Тот, что повыше, улыбается, но в лучшем случае хищно. Или, может быть, это забавляет. Я не уверена, с какой стороны прочесть блеск в его глазах.
Он протягивает мне руку.
- Меня зовут Рен. Рад познакомиться с тобой, Хито.
Мама встает передо мной, как мама-медведица, готовая зарубить суку. Ее слова звучат хрипло и глубоко.
- Уходите. Сейчас же.
- Ты совершаешь серьезную ошибку, - говорит ей тот, что пониже ростом.
Высокий, Рен, заглядывает через маму, что нетрудно, поскольку она невысокая, и улыбается мне. Меня снова охватывает чувство, что я стал мишенью.
- Мы еще встретимся... Наоми-сан.
Мама выглядит готовой схватить биту — или, еще лучше, пистолет — и пристрелить их, но они кланяются, прекрасно демонстрируя японские манеры, а затем вальсируют за дверью.
Ни мама, ни я не кланяемся в ответ, что считается невежливым. Наши ноги остаются прикованными к месту, пока мы наблюдаем за входной дверью, пока их машина, черный фургон, не выезжает из дома.
Стоп.
Черный фургон?
Образы фургона, который преследовал меня несколько недель назад, снова всплывают в моем сознании, но я быстро прогоняю их прочь. Я снова выдумываю истории, а это никогда не бывает хорошо.
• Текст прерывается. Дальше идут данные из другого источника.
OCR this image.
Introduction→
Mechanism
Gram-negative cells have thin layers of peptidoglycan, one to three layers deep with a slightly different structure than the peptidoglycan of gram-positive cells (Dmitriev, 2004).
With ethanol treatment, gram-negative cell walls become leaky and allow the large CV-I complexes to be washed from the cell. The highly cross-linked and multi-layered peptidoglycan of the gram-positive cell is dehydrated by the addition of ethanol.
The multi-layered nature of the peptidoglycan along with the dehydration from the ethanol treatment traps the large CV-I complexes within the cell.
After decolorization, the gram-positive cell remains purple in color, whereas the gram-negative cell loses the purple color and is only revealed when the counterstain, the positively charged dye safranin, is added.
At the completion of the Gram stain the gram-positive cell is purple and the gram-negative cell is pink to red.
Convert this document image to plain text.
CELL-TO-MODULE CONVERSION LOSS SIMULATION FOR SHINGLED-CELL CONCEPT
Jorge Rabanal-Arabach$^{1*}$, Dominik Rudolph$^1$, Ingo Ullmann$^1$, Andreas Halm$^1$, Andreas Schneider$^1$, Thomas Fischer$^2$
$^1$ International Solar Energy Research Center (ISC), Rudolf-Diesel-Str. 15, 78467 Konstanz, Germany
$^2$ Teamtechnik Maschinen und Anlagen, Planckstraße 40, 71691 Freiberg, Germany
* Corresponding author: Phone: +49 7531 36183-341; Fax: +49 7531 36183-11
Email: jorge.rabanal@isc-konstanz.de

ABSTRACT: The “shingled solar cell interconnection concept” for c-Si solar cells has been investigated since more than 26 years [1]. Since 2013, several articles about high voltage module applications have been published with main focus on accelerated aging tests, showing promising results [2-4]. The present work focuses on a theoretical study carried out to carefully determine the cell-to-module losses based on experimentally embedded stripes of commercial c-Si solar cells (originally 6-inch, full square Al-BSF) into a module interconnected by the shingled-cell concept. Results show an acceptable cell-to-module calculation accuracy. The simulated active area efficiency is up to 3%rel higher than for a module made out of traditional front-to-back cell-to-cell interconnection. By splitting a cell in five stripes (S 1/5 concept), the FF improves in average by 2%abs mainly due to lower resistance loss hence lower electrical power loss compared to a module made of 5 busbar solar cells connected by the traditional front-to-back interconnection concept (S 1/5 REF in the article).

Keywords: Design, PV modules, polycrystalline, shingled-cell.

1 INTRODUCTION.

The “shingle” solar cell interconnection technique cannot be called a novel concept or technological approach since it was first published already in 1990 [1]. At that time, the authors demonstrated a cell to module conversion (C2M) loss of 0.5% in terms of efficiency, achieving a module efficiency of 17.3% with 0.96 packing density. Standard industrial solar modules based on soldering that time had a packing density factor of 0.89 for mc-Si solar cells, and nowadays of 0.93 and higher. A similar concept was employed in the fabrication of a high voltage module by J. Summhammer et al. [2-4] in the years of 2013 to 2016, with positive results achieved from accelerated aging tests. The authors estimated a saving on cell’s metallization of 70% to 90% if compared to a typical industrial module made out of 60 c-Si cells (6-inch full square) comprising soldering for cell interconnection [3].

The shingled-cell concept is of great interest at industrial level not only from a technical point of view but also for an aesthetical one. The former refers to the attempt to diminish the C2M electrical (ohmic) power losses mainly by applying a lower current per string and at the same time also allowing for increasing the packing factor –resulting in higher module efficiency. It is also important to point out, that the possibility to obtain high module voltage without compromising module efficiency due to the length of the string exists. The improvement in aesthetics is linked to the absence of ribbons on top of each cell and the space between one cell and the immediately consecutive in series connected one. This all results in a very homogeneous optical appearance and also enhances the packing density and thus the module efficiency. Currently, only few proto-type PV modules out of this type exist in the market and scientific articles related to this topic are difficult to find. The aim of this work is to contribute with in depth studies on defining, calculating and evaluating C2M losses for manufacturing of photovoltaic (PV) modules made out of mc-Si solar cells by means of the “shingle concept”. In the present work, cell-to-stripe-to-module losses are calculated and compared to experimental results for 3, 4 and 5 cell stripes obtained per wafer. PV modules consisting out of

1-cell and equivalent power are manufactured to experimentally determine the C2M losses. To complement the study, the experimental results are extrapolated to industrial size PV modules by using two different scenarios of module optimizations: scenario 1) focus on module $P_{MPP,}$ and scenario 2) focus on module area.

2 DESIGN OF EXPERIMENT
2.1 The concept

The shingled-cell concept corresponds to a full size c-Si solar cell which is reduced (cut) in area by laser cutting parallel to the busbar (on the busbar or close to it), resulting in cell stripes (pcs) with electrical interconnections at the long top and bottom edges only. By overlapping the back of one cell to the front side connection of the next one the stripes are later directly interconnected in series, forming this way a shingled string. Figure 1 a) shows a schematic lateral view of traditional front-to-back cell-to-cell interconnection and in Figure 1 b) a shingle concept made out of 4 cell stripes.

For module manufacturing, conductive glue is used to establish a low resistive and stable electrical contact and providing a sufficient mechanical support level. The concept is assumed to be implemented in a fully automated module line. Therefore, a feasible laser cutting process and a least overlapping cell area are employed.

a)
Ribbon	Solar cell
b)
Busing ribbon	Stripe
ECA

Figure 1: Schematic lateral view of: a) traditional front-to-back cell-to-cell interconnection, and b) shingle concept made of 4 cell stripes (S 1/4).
Мамина поза немного расслабляется, но она не теряет острого взгляда своих темных глаз и не перестает хрипло дышать сквозь зубы.
Это первый раз, когда я вижу ее вне себя после красной ночи. Она всегда вела себя хладнокровно и собранно, и я действительно начал сомневаться, есть ли у нее сердце или в какой-то момент оно было заменено льдом.
- Кто были эти люди, мама?
- Никто.
- Они явно были кем-то. Они из твоего прошлого?